Admissibility, responsibility and safety in European asylum procedures
In the implementation of their international obligations, European and EU states have devised sophisticated asylum systems based on complex procedural tools. In some cases, tools are designed and used for the purpose of avoiding responsibility for refugees, because they allow claims to be dismissed as inadmissible before looking at the substance of the claim. The recent EU-Turkey deal and the European Commission’s proposal for harmonised asylum procedures under an Asylum Procedures Regulation, for instance, revolve around concepts such as “safe third country” and “first country of asylum”. A report launched today by the Asylum Information Database (AIDA), managed by the European Council on Refugees and Exiles (ECRE), documents the limited and fragmented application of admissibility and safe country concepts in 20 European countries.1
“The latest reform of the Common European Asylum System brings the concepts of admissibility, responsibility and safety to the forefront of European asylum procedures, by introducing an obligation on Member States to deem applications inadmissible on the basis of ‘first country of asylum’ and ‘safe third country’ grounds”, says Minos Mouzourakis, AIDA Coordinator. “Yet such a move seems ill-fitted in the absence of evidence-based knowledge on the use and interpretation of these concepts throughout the continent.”
The recent introduction of broad lists of “safe third countries” in countries such as Hungary, as well as the pressure placed on Greece to apply the concept following the EU-Turkey deal, run counter to practice in countries with longer-entrenched safe country concepts in asylum procedures.

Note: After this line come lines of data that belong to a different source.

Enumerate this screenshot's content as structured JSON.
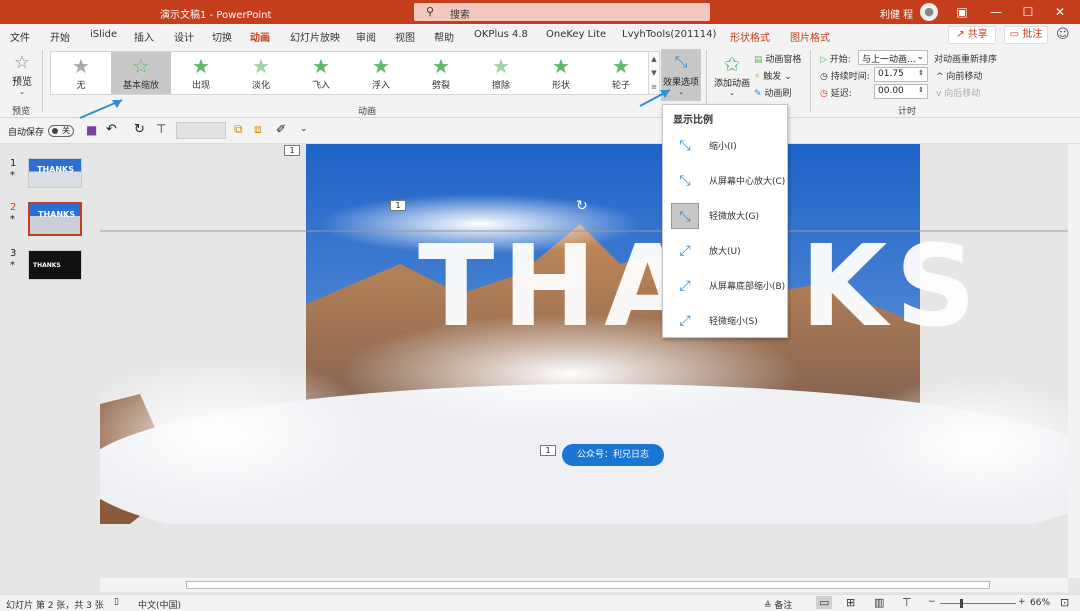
{
  "app": {
    "title": "演示文稿1  -  PowerPoint",
    "search_placeholder": "搜索",
    "user": "利健 程",
    "accent": "#c43e1c"
  },
  "tabs": [
    "文件",
    "开始",
    "iSlide",
    "插入",
    "设计",
    "切换",
    "动画",
    "幻灯片放映",
    "审阅",
    "视图",
    "帮助",
    "OKPlus 4.8",
    "OneKey Lite",
    "LvyhTools(201114)",
    "形状格式",
    "图片格式"
  ],
  "top_buttons": {
    "share": "共享",
    "comment": "批注"
  },
  "ribbon": {
    "preview": "预览",
    "preview_group": "预览",
    "animation_group": "动画",
    "timing_group": "计时",
    "gallery": [
      {
        "label": "无"
      },
      {
        "label": "基本缩放",
        "selected": true
      },
      {
        "label": "出现"
      },
      {
        "label": "淡化"
      },
      {
        "label": "飞入"
      },
      {
        "label": "浮入"
      },
      {
        "label": "劈裂"
      },
      {
        "label": "擦除"
      },
      {
        "label": "形状"
      },
      {
        "label": "轮子"
      }
    ],
    "effect_options": "效果选项",
    "add_animation": "添加动画",
    "animation_pane": "动画窗格",
    "trigger": "触发",
    "animation_painter": "动画刷",
    "start_label": "开始:",
    "start_value": "与上一动画...",
    "duration_label": "持续时间:",
    "duration_value": "01.75",
    "delay_label": "延迟:",
    "delay_value": "00.00",
    "reorder_title": "对动画重新排序",
    "move_earlier": "向前移动",
    "move_later": "向后移动"
  },
  "qat": {
    "autosave": "自动保存",
    "toggle": "关"
  },
  "slides": [
    {
      "num": "1"
    },
    {
      "num": "2"
    },
    {
      "num": "3"
    }
  ],
  "slide": {
    "headline": "THANKS",
    "tag": "公众号：利兄日志",
    "badge": "1"
  },
  "dropdown": {
    "heading": "显示比例",
    "items": [
      {
        "label": "缩小(I)"
      },
      {
        "label": "从屏幕中心放大(C)"
      },
      {
        "label": "轻微放大(G)",
        "selected": true
      },
      {
        "label": "放大(U)"
      },
      {
        "label": "从屏幕底部缩小(B)"
      },
      {
        "label": "轻微缩小(S)"
      }
    ]
  },
  "status": {
    "slide_info": "幻灯片 第 2 张，共 3 张",
    "language": "中文(中国)",
    "notes": "备注",
    "zoom": "66%"
  }
}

Countries with longer experience, and often judicial guidance, in the application of the “safe third country” concept have clarified that an asylum seeker cannot be considered to have a “sufficient connection” with a third country merely on the basis of transit or short stay.

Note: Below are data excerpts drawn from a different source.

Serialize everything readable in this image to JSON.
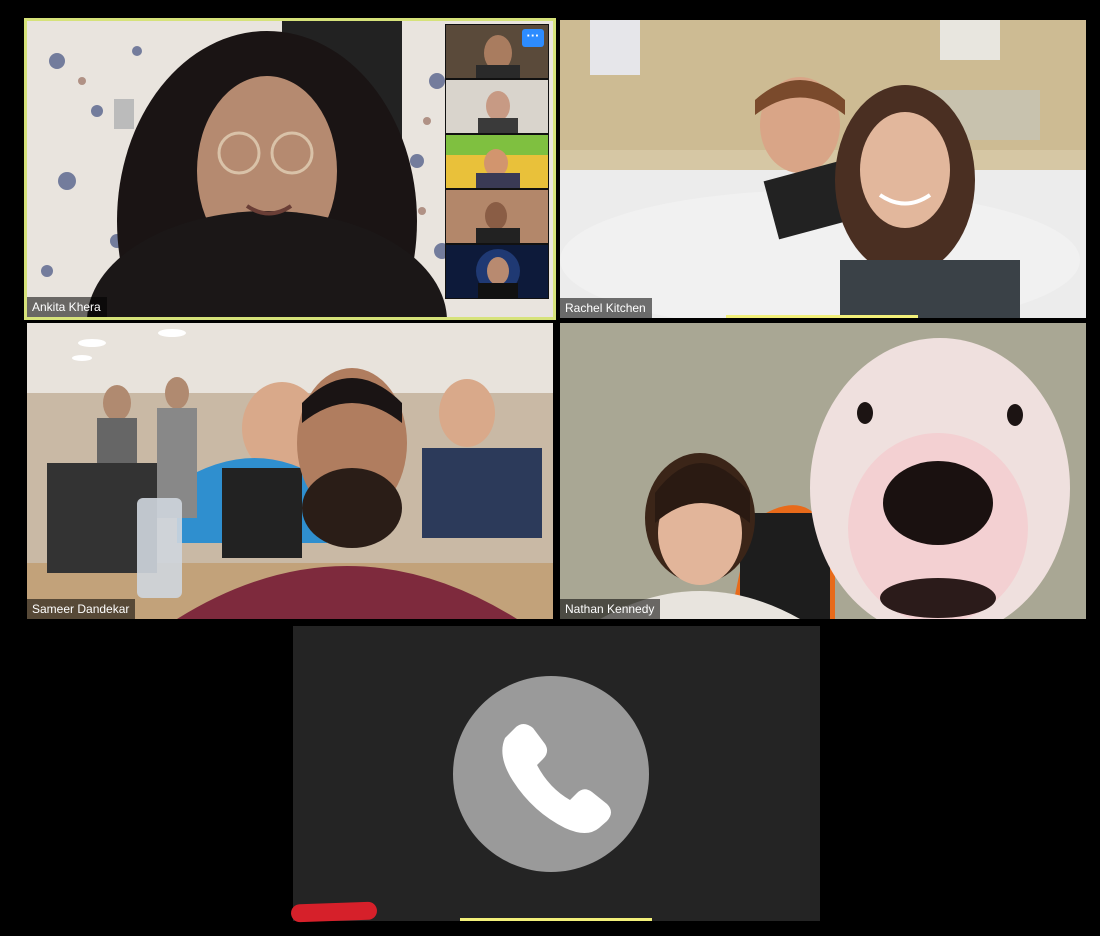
{
  "participants": [
    {
      "name": "Ankita Khera"
    },
    {
      "name": "Rachel Kitchen"
    },
    {
      "name": "Sameer Dandekar"
    },
    {
      "name": "Nathan Kennedy"
    }
  ],
  "thumbnail_count": 5,
  "more_options_label": "···",
  "phone_tile": {
    "icon": "phone-icon"
  },
  "colors": {
    "active_speaker_border": "#d6e27a",
    "speaking_indicator": "#f2f07a",
    "more_button": "#2d8cff",
    "annotation_mark": "#d6202a"
  }
}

The report also discusses the implementation of the Dublin Regulation and the emergency relocation scheme, two instruments regulating the allocation of asylum responsibility within the EU. As far as relocation is concerned, despite extremely slow rates of implementation in Europe, countries such as France and Portugal have designed processes for the swift processing of claims by persons relocated to their territory and their allocation to the different regions where applicants will be accommodated.

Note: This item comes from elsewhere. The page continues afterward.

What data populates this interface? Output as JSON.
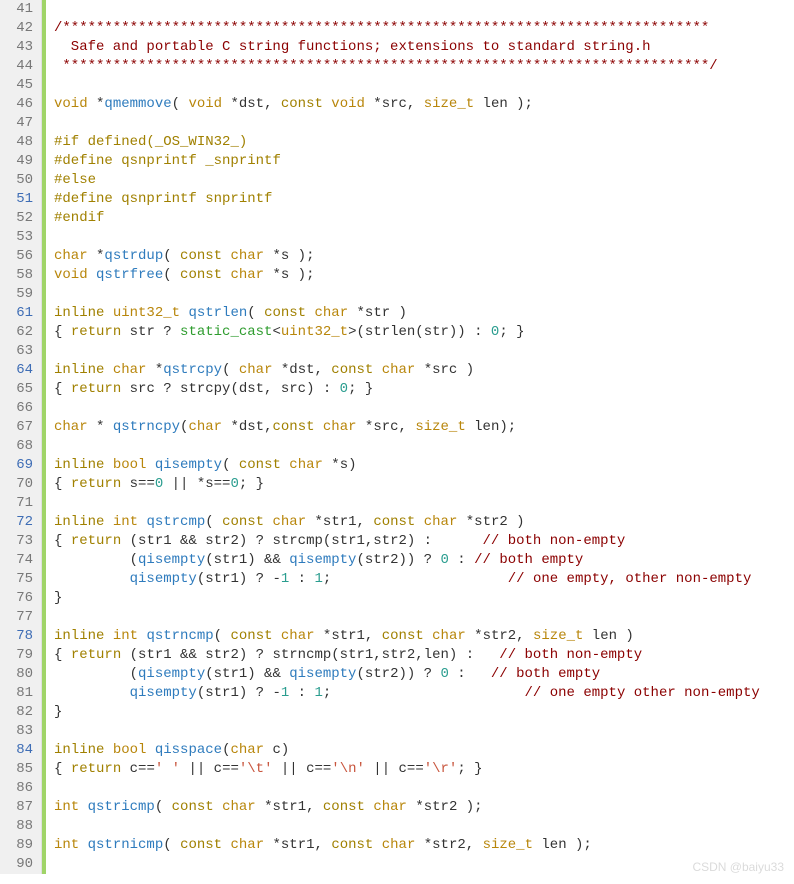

Drawing on the AIDA report, ECRE calls on European countries and EU institutions to:
- Proactively publish detailed statistics on key elements of their asylum procedures, such as inadmissibility decisions and the application of the Dublin Regulation, to promote evidence-based debates on the functioning of and challenges facing their asylum systems;
- Retain the 1951 Refugee Convention as the standard of international protection and apply the “first country of asylum” and “safe third country” concepts only to an asylum seeker who has already been recognised as a refugee or may be recognised as a refugee in line with the Convention, and may effectively benefit from such protection;
- Rigorously interpret the “sufficient connection” criterion for the purpose of the “safe third country” concept, so as to refrain from declaring asylum applications inadmissible on the sole reason that an asylum seeker has transited through a country considered safe;
- Firmly suspend the use of the Dublin procedure in respect of countries demonstrating human rights risks, in line with national and European jurisprudence. Clear suspension of Dublin procedures will ensure legal certainty to asylum seekers, but also more efficient administration and allocation of national authorities’ administrative and financial resources;
- Step up their efforts to honour the commitments set out in the Relocation Decisions, building on experience and good practices developed by the Member States implementing relocation to date. States should also refrain from initiating Dublin procedures regarding the countries benefitting from the relocation scheme, Italy and Greece, as the application of the Dublin Regulation is counter-intuitive to the aim of alleviating pressure on those countries’ asylum systems.
The press release may also be read in Serbian and Bulgarian.
- Austria, Belgium, Bulgaria, Cyprus, Germany, Spain, France, Greece, Croatia, Hungary, Ireland, Italy, Malta, Netherlands, Poland, Sweden, United Kingdom Switzerland, Serbia and Turkey.